Une bonne hydratation est une arme contre les blessures.[Dimitri Iundt / Kalenji]

Au même titre que la nutrition, l’hydratation fait partie intégrante de la réussite d’une compétition. C’est même l’une des clés de la performance. Et aussi une arme contre les blessures, notamment les crampes et les tendinites.

 

Insuffisamment hydraté, un corps puise dans ses réserves. Le volume sanguin baisse et le cœur est contraint de travailler davantage pour alimenter les muscles et refroidir l’organisme. Il convient donc de garder un niveau d’eau suffisant dans le corps.
 
Et ce, bien avant une compétition.
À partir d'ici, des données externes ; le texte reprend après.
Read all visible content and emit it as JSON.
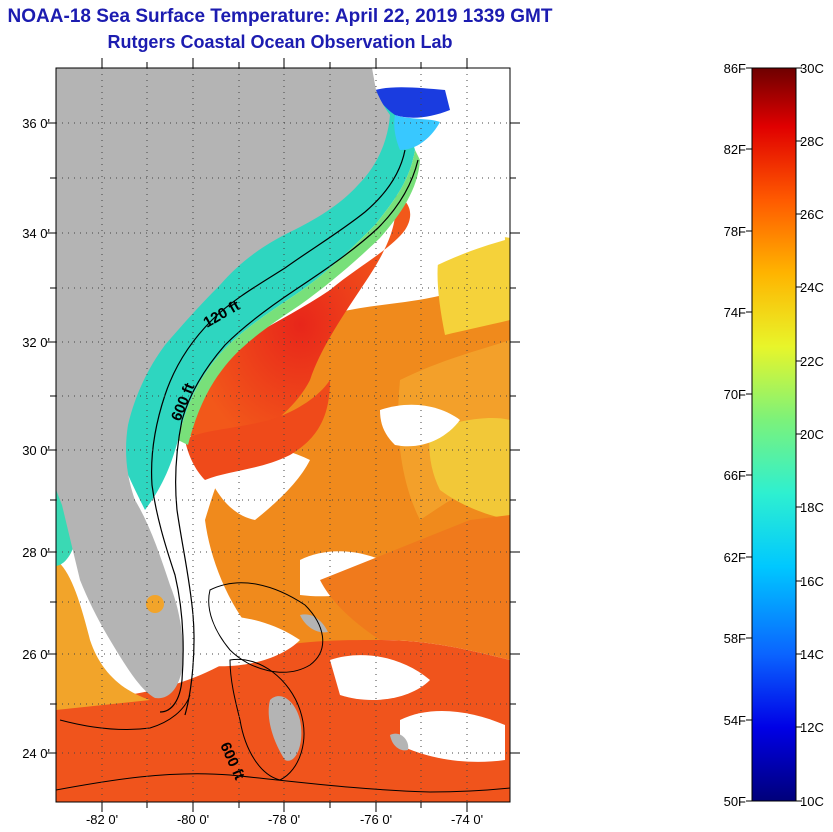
{
  "header": {
    "title": "NOAA-18 Sea Surface Temperature:  April 22, 2019 1339 GMT",
    "subtitle": "Rutgers Coastal Ocean Observation Lab"
  },
  "map": {
    "latitude_labels": [
      "36 0'",
      "34 0'",
      "32 0'",
      "30 0'",
      "28 0'",
      "26 0'",
      "24 0'"
    ],
    "longitude_labels": [
      "-82 0'",
      "-80 0'",
      "-78 0'",
      "-76 0'",
      "-74 0'"
    ],
    "contour_labels": [
      "120 ft",
      "600 ft",
      "600 ft"
    ],
    "colors": {
      "land": "#b4b4b4",
      "cloud": "#ffffff",
      "cold_shelf": "#2ed6c0",
      "warm_stream": "#f2401a",
      "mid_ocean": "#f08a1c"
    }
  },
  "colorbar": {
    "fahrenheit_labels": [
      "86F",
      "82F",
      "78F",
      "74F",
      "70F",
      "66F",
      "62F",
      "58F",
      "54F",
      "50F"
    ],
    "celsius_labels": [
      "30C",
      "28C",
      "26C",
      "24C",
      "22C",
      "20C",
      "18C",
      "16C",
      "14C",
      "12C",
      "10C"
    ],
    "gradient": [
      "#00007a",
      "#0000e6",
      "#0a64ff",
      "#00c8ff",
      "#2ef0d0",
      "#7cf27a",
      "#e8f52a",
      "#ffb400",
      "#ff5a00",
      "#e00000",
      "#6e0000"
    ]
  }
}
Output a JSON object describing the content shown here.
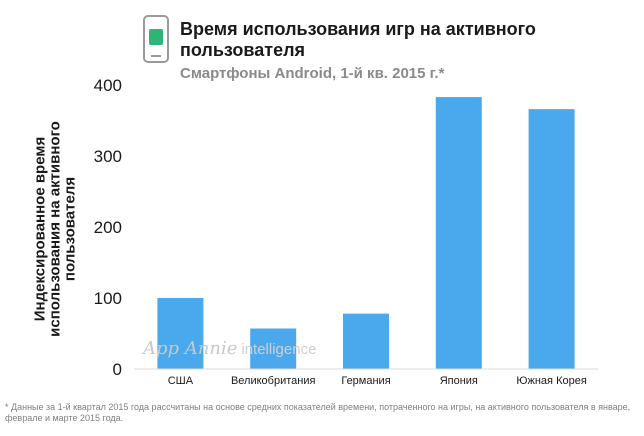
{
  "header": {
    "title": "Время использования игр на активного пользователя",
    "subtitle": "Смартфоны Android, 1-й кв. 2015 г.*",
    "icon": "smartphone-icon"
  },
  "watermark": {
    "brand": "App Annie",
    "suffix": "intelligence"
  },
  "footnote": "* Данные за 1-й квартал 2015 года рассчитаны на основе средних показателей времени, потраченного на игры, на активного пользователя в январе, феврале и марте 2015 года.",
  "colors": {
    "bar": "#4aa8ec",
    "icon_screen": "#2bb673"
  },
  "chart_data": {
    "type": "bar",
    "title": "Время использования игр на активного пользователя",
    "subtitle": "Смартфоны Android, 1-й кв. 2015 г.*",
    "xlabel": "",
    "ylabel": "Индексированное время использования на активного пользователя",
    "categories": [
      "США",
      "Великобритания",
      "Германия",
      "Япония",
      "Южная Корея"
    ],
    "values": [
      100,
      57,
      78,
      383,
      366
    ],
    "ylim": [
      0,
      400
    ],
    "yticks": [
      0,
      100,
      200,
      300,
      400
    ],
    "grid": false,
    "legend": "none"
  }
}
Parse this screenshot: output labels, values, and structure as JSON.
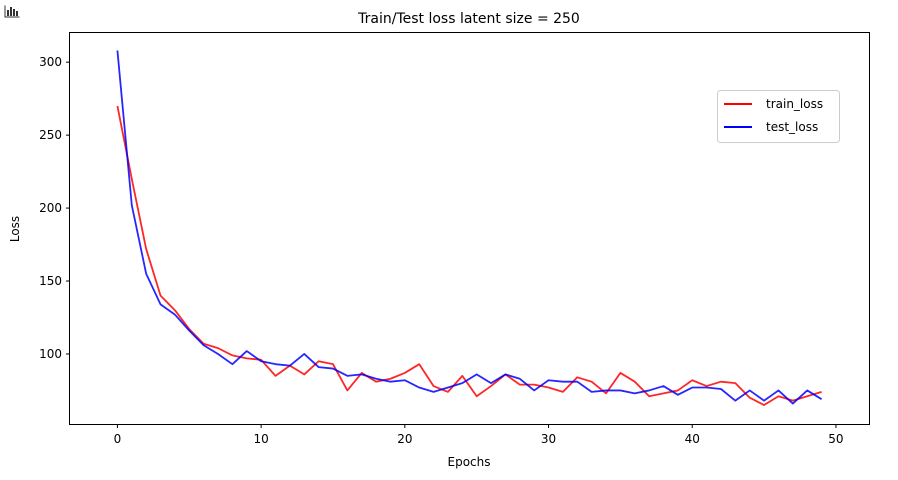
{
  "icons": {
    "corner": "bar-chart-icon"
  },
  "chart_data": {
    "type": "line",
    "title": "Train/Test loss latent size = 250",
    "xlabel": "Epochs",
    "ylabel": "Loss",
    "xlim": [
      -3.3,
      52.3
    ],
    "ylim": [
      52,
      320
    ],
    "xticks": [
      0,
      10,
      20,
      30,
      40,
      50
    ],
    "yticks": [
      100,
      150,
      200,
      250,
      300
    ],
    "grid": false,
    "legend": "top-right",
    "x": [
      0,
      1,
      2,
      3,
      4,
      5,
      6,
      7,
      8,
      9,
      10,
      11,
      12,
      13,
      14,
      15,
      16,
      17,
      18,
      19,
      20,
      21,
      22,
      23,
      24,
      25,
      26,
      27,
      28,
      29,
      30,
      31,
      32,
      33,
      34,
      35,
      36,
      37,
      38,
      39,
      40,
      41,
      42,
      43,
      44,
      45,
      46,
      47,
      48,
      49
    ],
    "series": [
      {
        "name": "train_loss",
        "color": "#ff0000",
        "values": [
          270,
          220,
          172,
          140,
          130,
          117,
          107,
          104,
          99,
          97,
          96,
          85,
          92,
          86,
          95,
          93,
          75,
          87,
          81,
          83,
          87,
          93,
          78,
          74,
          85,
          71,
          78,
          86,
          79,
          79,
          77,
          74,
          84,
          81,
          73,
          87,
          81,
          71,
          73,
          75,
          82,
          78,
          81,
          80,
          70,
          65,
          71,
          68,
          71,
          74
        ]
      },
      {
        "name": "test_loss",
        "color": "#0000ff",
        "values": [
          308,
          202,
          155,
          134,
          127,
          116,
          106,
          100,
          93,
          102,
          95,
          93,
          92,
          100,
          91,
          90,
          85,
          86,
          83,
          81,
          82,
          77,
          74,
          77,
          80,
          86,
          80,
          86,
          83,
          75,
          82,
          81,
          81,
          74,
          75,
          75,
          73,
          75,
          78,
          72,
          77,
          77,
          76,
          68,
          75,
          68,
          75,
          66,
          75,
          69
        ]
      }
    ]
  }
}
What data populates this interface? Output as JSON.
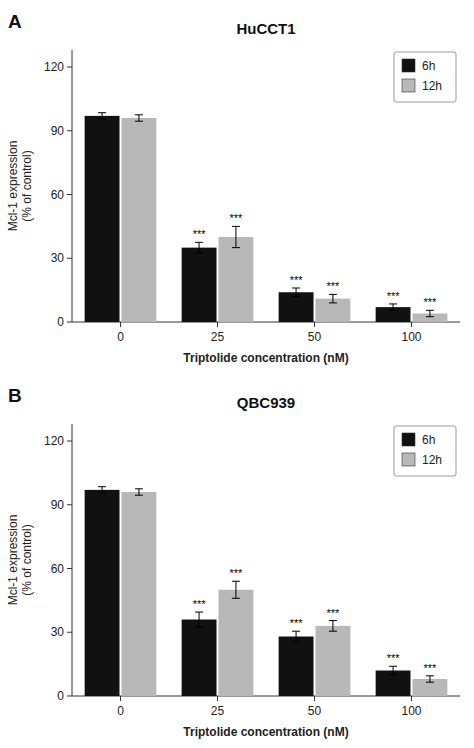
{
  "chart_data": [
    {
      "type": "bar",
      "title": "HuCCT1",
      "annotations": [
        "A"
      ],
      "x_label": "Triptolide concentration (nM)",
      "y_label": "Mcl-1 expression\n(% of control)",
      "categories": [
        "0",
        "25",
        "50",
        "100"
      ],
      "series": [
        {
          "name": "6h",
          "color": "#111111",
          "values": [
            97,
            35,
            14,
            7
          ],
          "errors": [
            1.5,
            2.5,
            2.0,
            1.5
          ],
          "annotations": [
            null,
            "***",
            "***",
            "***"
          ]
        },
        {
          "name": "12h",
          "color": "#b8b8b8",
          "values": [
            96,
            40,
            11,
            4
          ],
          "errors": [
            1.5,
            5.0,
            2.0,
            1.5
          ],
          "annotations": [
            null,
            "***",
            "***",
            "***"
          ]
        }
      ],
      "ylim": [
        0,
        128
      ],
      "yticks": [
        0,
        30,
        60,
        90,
        120
      ],
      "grid": false,
      "legend": "upper right"
    },
    {
      "type": "bar",
      "title": "QBC939",
      "annotations": [
        "B"
      ],
      "x_label": "Triptolide concentration (nM)",
      "y_label": "Mcl-1 expression\n(% of control)",
      "categories": [
        "0",
        "25",
        "50",
        "100"
      ],
      "series": [
        {
          "name": "6h",
          "color": "#111111",
          "values": [
            97,
            36,
            28,
            12
          ],
          "errors": [
            1.5,
            3.5,
            2.5,
            2.0
          ],
          "annotations": [
            null,
            "***",
            "***",
            "***"
          ]
        },
        {
          "name": "12h",
          "color": "#b8b8b8",
          "values": [
            96,
            50,
            33,
            8
          ],
          "errors": [
            1.5,
            4.0,
            2.5,
            1.5
          ],
          "annotations": [
            null,
            "***",
            "***",
            "***"
          ]
        }
      ],
      "ylim": [
        0,
        128
      ],
      "yticks": [
        0,
        30,
        60,
        90,
        120
      ],
      "grid": false,
      "legend": "upper right"
    }
  ]
}
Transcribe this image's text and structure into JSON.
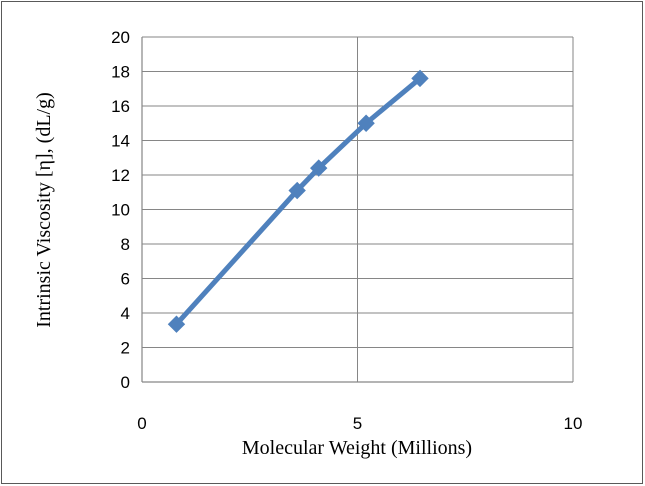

Il faut donc penser à s’hydrater en buvant régulièrement de l’eau tout au long de la journée la semaine d’avant-course pour partir le jour J avec des réserves optimales en eau. Cette habitude sera à conserver jusqu’au début de la course.
 
Boire toutes les vingt minutes
 
On recommande généralement de 170 ml à 230 ml de boisson à absorber par petites gorgées jusqu’à 30 minutes avant l’épreuve. En course, il est conseillé de se réhydrater toutes les vingt minutes. Les épreuves sur route (du 10km au marathon) proposent des ravitaillements en liquide et solide.
 
Tous les spécialistes – nutritionnistes, médecin, coaches – le confirment ; négliger un ravitaillement peut compromettre une épreuve. Vouloir gagner quelques secondes en évitant un arrêt express et avaler quelques gorgées d’eau peut se payer à l’arrivée.
 
 
Concentration moléculaire
 
Après un effort de plus d’une heure, les boissons isotoniques riches en glucides et sels minéraux peuvent s’avérer efficaces pour « rebooster » le corps. En effet, le propre d’une boisson de l’effort est d’avoir la même concentration moléculaire que le sang. Ainsi, les échanges sont facilités et l’hydratation est optimale.
 
Après la course, il faudra continuer à boire régulièrement et suffisamment pour optimiser et faciliter la récupération.